Wolfe directed multi-investigator projects for the National Science Foundation and the U.S. Department of Energy at the MRL. Between 1999 and 2002, he served as the Department of Physics’ associate head for graduate programs, one of the largest in the nation. He also served on several high-level campus administrative committees over the years and supervised the thesis research of 25 doctoral students during the course of his prolific career. A dedicated and gifted teacher, Wolfe developed an introductory textbook after his retirement, “Elements of Thermal Physics,” that is used by approximately 1000 undergraduate engineering students at Illinois every year. His research textbook, “Phonon Imaging,” has become a staple for graduate students and researchers alike.

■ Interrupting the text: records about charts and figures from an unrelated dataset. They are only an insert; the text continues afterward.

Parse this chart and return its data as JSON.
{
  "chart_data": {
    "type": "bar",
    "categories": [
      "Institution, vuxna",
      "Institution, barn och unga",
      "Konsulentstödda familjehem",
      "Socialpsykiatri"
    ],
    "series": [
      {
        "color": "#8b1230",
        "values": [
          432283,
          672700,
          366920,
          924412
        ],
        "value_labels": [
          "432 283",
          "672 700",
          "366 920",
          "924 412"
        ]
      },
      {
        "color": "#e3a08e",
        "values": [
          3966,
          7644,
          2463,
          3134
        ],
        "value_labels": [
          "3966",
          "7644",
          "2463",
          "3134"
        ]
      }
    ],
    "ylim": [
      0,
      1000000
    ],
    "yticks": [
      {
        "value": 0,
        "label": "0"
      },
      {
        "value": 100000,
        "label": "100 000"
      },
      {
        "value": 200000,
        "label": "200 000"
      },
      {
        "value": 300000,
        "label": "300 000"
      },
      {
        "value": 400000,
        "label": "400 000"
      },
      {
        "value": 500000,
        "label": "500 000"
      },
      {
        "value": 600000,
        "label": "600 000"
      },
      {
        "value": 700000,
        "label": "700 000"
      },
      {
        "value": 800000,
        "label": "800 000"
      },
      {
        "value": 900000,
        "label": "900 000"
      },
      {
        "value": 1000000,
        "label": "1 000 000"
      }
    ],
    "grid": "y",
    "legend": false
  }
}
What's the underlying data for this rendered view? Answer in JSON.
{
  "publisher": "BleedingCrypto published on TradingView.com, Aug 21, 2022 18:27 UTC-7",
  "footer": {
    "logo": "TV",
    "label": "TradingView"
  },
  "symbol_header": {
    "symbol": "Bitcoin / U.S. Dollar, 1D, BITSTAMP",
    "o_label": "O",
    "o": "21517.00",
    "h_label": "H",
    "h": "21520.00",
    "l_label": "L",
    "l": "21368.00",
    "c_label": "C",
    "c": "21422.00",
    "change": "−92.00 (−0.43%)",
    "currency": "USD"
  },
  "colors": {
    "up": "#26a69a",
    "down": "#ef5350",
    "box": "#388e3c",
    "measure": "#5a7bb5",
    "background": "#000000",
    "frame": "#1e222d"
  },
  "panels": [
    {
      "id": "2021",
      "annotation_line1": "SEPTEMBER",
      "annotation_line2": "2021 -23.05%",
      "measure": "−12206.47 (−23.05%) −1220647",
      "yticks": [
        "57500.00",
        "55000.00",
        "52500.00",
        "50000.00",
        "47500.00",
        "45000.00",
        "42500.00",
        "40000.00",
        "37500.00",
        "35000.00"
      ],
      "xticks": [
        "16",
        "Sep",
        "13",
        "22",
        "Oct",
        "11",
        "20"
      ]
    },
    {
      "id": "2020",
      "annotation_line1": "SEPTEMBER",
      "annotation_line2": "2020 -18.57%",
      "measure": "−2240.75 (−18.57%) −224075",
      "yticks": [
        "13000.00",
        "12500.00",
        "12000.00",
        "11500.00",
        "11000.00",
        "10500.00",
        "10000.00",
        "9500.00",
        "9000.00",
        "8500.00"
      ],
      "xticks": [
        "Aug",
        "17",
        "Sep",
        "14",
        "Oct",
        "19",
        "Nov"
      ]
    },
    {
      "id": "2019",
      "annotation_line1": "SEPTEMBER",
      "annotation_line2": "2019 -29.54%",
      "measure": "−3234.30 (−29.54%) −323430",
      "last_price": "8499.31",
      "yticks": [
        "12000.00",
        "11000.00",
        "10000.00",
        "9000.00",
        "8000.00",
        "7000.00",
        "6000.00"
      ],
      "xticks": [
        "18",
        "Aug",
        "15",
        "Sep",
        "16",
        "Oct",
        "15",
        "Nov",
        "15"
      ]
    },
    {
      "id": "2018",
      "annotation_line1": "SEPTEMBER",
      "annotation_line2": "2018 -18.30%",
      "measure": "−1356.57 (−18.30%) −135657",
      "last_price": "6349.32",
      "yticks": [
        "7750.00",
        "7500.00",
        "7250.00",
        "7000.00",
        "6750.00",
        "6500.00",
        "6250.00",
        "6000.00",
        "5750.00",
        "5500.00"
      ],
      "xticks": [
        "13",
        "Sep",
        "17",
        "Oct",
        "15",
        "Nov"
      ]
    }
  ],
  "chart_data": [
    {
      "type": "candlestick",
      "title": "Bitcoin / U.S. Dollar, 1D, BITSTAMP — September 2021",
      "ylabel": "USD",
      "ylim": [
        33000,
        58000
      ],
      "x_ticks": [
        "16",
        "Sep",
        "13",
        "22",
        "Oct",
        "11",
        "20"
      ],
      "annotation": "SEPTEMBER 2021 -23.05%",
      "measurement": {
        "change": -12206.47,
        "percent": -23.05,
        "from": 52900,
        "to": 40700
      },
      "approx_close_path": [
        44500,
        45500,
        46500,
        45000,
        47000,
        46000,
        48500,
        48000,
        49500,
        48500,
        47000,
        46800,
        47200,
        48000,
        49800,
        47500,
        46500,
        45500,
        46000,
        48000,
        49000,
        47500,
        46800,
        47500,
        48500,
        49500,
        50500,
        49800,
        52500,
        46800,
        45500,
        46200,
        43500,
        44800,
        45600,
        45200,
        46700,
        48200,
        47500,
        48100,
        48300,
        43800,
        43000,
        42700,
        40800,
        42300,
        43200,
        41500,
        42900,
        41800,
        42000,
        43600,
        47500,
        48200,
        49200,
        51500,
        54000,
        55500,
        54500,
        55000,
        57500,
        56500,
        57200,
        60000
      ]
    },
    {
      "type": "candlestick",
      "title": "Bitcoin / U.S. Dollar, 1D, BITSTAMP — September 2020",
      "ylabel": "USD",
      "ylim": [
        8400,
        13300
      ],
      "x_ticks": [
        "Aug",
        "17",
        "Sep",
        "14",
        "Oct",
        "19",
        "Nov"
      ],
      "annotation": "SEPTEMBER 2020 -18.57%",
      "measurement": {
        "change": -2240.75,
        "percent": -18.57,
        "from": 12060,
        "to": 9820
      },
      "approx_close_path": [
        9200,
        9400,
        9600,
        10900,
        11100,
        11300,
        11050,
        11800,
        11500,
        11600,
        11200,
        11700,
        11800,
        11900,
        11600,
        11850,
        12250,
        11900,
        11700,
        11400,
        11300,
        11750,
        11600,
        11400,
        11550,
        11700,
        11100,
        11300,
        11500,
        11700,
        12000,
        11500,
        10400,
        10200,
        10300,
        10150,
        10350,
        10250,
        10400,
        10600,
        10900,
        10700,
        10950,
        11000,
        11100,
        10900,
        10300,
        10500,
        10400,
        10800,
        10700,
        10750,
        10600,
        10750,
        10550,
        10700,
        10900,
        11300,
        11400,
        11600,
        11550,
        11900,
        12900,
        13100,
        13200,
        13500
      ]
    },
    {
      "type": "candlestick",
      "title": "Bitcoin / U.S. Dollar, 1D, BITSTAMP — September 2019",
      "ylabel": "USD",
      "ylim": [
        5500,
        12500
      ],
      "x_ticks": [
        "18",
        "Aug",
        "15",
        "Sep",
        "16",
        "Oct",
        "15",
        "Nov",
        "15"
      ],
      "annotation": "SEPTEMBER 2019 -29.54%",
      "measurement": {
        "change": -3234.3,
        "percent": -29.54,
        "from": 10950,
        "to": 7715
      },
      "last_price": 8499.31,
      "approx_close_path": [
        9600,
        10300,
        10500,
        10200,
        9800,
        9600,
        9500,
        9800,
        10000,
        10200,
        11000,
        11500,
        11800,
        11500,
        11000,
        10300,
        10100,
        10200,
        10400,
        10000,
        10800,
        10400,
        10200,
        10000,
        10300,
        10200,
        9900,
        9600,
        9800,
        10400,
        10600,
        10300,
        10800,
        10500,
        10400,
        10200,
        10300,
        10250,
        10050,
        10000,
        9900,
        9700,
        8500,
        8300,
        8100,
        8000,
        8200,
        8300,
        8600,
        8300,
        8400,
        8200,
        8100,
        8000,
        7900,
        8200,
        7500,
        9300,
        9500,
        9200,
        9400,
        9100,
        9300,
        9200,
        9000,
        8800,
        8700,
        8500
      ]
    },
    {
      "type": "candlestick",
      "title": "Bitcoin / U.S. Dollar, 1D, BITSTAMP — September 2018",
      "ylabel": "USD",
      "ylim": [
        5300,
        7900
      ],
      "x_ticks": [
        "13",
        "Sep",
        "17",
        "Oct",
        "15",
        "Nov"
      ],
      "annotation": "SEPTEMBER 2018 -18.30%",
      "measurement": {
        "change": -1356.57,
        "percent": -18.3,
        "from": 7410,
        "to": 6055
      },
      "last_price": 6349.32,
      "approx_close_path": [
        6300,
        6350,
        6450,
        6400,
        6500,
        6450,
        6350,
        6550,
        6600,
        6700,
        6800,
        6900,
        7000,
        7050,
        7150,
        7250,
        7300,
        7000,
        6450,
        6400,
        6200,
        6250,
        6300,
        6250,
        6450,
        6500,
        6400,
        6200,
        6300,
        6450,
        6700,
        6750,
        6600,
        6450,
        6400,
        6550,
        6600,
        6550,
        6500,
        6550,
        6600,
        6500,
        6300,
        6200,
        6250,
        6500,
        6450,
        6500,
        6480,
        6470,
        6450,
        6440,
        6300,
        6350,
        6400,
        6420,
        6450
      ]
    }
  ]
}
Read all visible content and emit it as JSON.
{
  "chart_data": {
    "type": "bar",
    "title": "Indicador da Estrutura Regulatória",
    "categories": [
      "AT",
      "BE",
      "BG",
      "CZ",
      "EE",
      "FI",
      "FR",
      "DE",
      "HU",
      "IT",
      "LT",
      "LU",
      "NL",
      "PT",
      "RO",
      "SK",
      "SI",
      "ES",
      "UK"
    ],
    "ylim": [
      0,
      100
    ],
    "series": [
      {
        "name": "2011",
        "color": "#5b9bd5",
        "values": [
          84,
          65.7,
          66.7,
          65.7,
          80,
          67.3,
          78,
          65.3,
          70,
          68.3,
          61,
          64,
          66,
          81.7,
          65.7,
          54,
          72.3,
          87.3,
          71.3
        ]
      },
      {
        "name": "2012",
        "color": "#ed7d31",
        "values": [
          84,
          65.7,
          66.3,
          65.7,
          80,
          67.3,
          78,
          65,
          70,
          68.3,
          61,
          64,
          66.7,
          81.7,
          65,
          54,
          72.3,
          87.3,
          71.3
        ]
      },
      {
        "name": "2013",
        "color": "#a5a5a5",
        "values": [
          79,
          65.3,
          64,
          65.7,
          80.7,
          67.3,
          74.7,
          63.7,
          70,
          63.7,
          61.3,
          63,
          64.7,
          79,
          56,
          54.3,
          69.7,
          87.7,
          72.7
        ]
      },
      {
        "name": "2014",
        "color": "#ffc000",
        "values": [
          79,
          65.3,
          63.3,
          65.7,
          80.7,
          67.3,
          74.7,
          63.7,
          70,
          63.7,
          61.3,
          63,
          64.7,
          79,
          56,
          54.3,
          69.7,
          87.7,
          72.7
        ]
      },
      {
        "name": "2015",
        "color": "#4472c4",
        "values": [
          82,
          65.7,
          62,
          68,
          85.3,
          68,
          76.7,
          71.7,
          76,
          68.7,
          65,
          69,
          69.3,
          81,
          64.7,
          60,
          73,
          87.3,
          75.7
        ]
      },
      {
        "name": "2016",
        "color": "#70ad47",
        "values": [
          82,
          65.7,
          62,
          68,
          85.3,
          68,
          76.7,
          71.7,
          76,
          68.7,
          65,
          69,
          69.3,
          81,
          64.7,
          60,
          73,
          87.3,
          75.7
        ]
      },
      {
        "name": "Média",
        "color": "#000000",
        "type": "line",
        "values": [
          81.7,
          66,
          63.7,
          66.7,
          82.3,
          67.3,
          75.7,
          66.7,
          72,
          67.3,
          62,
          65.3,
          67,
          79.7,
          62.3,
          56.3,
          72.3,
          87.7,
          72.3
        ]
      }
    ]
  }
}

In 2004, Wolfe was awarded the Frank Isakson Prize of the American Physical Society “for contributions to the fundamental understanding of excitonic matter in semiconductors, including its propagation, made possible by pioneering development of imaging techniques that lend graphic insights to electronic and vibrational processes in solids.” In 2010, Wolfe received the Paul G. Klemens Award of the International Conference on Phonon Scattering in Condensed Matter for his investigations of a phonon “wind” and his groundbreaking contributions to the phonon physics involved in dark matter detection. He received a U.S. Senior Scientist Award in 1988 from the Alexander von Humboldt Foundation (Germany), and a Japan Society for the Promotion of Science Fellowship in 1991. He was elected a Fellow of the American Physical Society in 1980 and a Beckman Fellow of the University of Illinois Center for Advanced Study in 1982.